The job interview. It’s the necessary, angst-ridden big step in the process of landing a job.
It’s no wonder we get jittery: we all know that we’ll be asked some outlandish, abstract or just plain ridiculous questions. What’s more, there’s a hidden code — a language of interviewing that the hiring manager knows, but doesn’t tell candidates. If only we could be in on the secret.
Maybe we can, with a little insight from several LinkedIn Influencers who weighed in on these topics this week. Here’s what two of them had to say.
Liz Ryan, chief executive officer and founder at Human Workplace
“A job interview is a weird experience,” wrote Ryan in her post Smart Answers to Stupid Interview Questions. “The standard interview script is brainless and insulting and it doesn't even do a good job of separating the best candidates from the worst ones. Still, people who are afraid to try new things don't dare deviate from it.”
That script inevitably includes “these three stupid questions,” Ryan wrote. “What's your greatest weakness? With all the talented candidates, why should we hire you? Where do you see yourself in five years?”
You probably have a canned answer to these questions. But, wrote Ryan, “You can get off the script and stay human in a job interview… For starters… give your interviewer an answer s/he wasn’t expecting.” Why? That forces the interviewer to think more and “you’ll be more memorable that way.”
Ryan offered alternative answers to these three dreaded questions. Among them:
In response to the question, what’s your greatest weakness: “I used to obsess about my weaknesses. I used to think I had a million defects that needed correcting, and I read books and took classes to try to improve on them. Gradually I learned that it makes no sense for me to work on things that I'm not great at, and it makes no sense for me to think of myself as having weaknesses. These days I focus on getting better at things I'm already good at — graphic design, especially."
That’s a far cry from the usual answer that entails talking about how hard you work and how you can be too hard on yourself.
“You already know how it feels to sit in the chair and play the Good Little Job Seeker,” wrote Ryan. “What would happen if you stepped out of the box on your next job interview, and played yourself?”
Jeff Haden, speaker and owner at BlackBird Media
“In the best job interviews, the candidate says a lot and the interviewer very little,” wrote Haden in his post Nine Things Interviewers Never Tell Job Candidates, But Should. “But there are some things interviewers would love to tell job candidates before the interview starts.”

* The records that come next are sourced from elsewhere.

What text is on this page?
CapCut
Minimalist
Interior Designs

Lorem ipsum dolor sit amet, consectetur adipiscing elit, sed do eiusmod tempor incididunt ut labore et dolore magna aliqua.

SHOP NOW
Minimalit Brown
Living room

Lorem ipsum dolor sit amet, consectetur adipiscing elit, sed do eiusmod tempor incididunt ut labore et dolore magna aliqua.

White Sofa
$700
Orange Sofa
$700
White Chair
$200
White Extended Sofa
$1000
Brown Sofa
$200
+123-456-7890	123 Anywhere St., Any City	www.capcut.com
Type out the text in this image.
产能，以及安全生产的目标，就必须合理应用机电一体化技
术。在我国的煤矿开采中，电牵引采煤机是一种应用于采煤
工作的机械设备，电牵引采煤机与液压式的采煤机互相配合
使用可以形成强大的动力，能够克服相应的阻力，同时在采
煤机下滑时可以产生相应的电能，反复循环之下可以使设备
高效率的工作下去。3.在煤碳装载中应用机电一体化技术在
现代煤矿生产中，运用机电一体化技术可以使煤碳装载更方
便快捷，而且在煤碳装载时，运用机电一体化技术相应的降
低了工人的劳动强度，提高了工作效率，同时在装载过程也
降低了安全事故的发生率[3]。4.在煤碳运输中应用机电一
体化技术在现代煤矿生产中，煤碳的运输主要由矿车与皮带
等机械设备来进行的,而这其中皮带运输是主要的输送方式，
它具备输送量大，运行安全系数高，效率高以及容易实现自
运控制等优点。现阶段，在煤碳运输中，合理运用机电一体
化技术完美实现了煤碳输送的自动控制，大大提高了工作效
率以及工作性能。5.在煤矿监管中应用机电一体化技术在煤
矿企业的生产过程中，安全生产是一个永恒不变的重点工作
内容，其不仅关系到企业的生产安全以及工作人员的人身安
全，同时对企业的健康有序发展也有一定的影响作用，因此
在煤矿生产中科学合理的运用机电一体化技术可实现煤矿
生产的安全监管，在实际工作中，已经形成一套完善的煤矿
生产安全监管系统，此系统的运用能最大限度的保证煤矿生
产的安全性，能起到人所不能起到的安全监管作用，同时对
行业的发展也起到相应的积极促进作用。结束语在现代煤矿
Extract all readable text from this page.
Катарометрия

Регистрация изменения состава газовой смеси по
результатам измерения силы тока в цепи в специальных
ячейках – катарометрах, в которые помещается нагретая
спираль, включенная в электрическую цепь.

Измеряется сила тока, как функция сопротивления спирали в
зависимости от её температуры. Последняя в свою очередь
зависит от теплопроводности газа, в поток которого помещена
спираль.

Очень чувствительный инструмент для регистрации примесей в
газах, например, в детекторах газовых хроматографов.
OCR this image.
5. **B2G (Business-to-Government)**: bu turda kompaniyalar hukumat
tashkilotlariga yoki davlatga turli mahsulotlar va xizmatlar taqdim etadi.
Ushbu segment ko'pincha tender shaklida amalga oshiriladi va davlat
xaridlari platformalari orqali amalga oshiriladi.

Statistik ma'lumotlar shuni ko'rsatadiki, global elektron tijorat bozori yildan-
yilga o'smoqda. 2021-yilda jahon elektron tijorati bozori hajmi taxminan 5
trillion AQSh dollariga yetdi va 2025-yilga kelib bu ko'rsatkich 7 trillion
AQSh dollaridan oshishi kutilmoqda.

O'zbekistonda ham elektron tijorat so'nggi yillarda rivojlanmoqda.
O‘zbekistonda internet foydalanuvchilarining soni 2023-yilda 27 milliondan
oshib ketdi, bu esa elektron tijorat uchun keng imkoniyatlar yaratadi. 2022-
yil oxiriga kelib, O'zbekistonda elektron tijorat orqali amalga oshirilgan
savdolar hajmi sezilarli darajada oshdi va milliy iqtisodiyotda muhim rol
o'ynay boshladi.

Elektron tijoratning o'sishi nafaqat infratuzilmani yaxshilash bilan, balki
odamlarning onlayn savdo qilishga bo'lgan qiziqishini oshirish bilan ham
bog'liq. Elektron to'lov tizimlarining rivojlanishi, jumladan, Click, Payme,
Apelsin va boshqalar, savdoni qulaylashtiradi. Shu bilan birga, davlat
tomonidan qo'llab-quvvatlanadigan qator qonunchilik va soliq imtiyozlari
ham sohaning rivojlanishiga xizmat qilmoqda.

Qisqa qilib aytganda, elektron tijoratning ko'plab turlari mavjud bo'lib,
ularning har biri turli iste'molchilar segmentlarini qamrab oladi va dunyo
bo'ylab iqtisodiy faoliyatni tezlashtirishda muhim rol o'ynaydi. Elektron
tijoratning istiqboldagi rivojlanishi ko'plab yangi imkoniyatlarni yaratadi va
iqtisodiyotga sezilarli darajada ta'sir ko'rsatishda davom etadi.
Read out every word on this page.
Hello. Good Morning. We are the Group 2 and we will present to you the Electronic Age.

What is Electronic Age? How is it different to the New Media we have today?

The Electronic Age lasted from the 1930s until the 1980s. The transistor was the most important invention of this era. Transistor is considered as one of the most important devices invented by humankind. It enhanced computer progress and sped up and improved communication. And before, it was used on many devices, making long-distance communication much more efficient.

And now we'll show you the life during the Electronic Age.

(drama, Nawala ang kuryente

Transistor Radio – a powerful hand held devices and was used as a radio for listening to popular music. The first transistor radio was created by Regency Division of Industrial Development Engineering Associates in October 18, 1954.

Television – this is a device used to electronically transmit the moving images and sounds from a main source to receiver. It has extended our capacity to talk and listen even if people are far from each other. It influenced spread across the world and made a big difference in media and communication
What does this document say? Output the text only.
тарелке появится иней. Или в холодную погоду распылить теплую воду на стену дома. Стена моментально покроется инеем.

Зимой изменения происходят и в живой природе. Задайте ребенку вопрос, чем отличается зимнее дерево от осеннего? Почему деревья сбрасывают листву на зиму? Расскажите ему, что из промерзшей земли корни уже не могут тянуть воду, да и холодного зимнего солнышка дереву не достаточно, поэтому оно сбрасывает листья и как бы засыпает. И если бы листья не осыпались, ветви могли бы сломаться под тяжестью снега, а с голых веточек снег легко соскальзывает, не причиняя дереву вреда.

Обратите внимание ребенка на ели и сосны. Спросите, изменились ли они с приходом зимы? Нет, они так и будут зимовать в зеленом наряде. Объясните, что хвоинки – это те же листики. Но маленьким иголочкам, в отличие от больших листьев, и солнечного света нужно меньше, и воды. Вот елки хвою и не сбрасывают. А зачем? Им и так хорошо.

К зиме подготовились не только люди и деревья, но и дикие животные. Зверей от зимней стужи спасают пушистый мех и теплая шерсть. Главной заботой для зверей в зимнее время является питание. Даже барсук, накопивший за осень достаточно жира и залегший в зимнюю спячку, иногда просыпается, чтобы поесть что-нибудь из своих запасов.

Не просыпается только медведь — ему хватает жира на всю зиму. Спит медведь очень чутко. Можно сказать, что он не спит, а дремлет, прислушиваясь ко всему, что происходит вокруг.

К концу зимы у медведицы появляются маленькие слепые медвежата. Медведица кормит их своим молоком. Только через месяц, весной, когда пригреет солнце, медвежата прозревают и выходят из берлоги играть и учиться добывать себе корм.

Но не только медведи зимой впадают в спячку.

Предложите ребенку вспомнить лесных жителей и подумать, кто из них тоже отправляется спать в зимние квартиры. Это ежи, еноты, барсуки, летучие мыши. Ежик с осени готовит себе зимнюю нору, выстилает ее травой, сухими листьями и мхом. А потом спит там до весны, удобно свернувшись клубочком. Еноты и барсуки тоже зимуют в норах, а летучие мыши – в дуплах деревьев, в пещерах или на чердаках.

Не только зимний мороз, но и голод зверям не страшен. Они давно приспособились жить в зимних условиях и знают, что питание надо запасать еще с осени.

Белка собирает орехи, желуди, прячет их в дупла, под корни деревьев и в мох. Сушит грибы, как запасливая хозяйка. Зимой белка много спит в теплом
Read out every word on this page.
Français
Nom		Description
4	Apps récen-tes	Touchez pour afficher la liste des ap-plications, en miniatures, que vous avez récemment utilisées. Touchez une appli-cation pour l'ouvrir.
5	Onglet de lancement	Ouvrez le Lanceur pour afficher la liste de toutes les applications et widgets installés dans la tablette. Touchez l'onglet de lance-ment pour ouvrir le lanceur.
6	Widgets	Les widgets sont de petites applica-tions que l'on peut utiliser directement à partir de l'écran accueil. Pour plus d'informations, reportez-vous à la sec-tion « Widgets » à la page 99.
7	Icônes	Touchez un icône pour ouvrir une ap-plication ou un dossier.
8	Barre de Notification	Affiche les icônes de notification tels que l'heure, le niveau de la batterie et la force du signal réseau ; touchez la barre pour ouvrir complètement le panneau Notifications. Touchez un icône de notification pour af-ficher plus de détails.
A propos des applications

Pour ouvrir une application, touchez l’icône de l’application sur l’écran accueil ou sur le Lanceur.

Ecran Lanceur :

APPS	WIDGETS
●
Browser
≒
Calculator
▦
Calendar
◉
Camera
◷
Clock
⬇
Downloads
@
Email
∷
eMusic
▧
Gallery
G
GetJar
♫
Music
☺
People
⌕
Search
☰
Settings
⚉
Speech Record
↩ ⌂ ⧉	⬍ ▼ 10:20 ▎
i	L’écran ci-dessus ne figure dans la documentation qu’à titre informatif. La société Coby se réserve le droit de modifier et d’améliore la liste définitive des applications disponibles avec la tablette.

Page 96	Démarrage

“I really want you to be likeable. Obvious? Sure, but also critical. Skills and qualifications are important, but we all want to work with people we like... and who in turn like us,” he wrote. “So we want you to smile. We want you to make eye contact, sit forward in your chair, and be enthusiastic. A candidate who makes a great first impression and sparks a real connection instantly becomes a big fish in a very small short-list pond. You may have solid qualifications, but if we don't think we'll enjoy working with you, we’re probably not going to hire you.”
“I love when you show you can hit the ground running. We expect you to do a little research about the company. That’s a given. To really impress us, use the research you’ve done to describe how you will hit the ground running and contribute right away — the bigger the impact the better,” Haden wrote. “If you bring a specific skill, show how we can immediately leverage that skill. Think about it from our side of the table. We have to start paying your salary the first day, so we love to see an immediate return on that investment starting the first day.”
“Please don’t start by telling me how much you want the job. We may need you to work 60-hour weeks, or travel more than half the time, or report to someone with less experience than you. So sit tight,” he wrote. “No matter how much research you've done, you can't truly know you want the job until you know everything possible about the job.”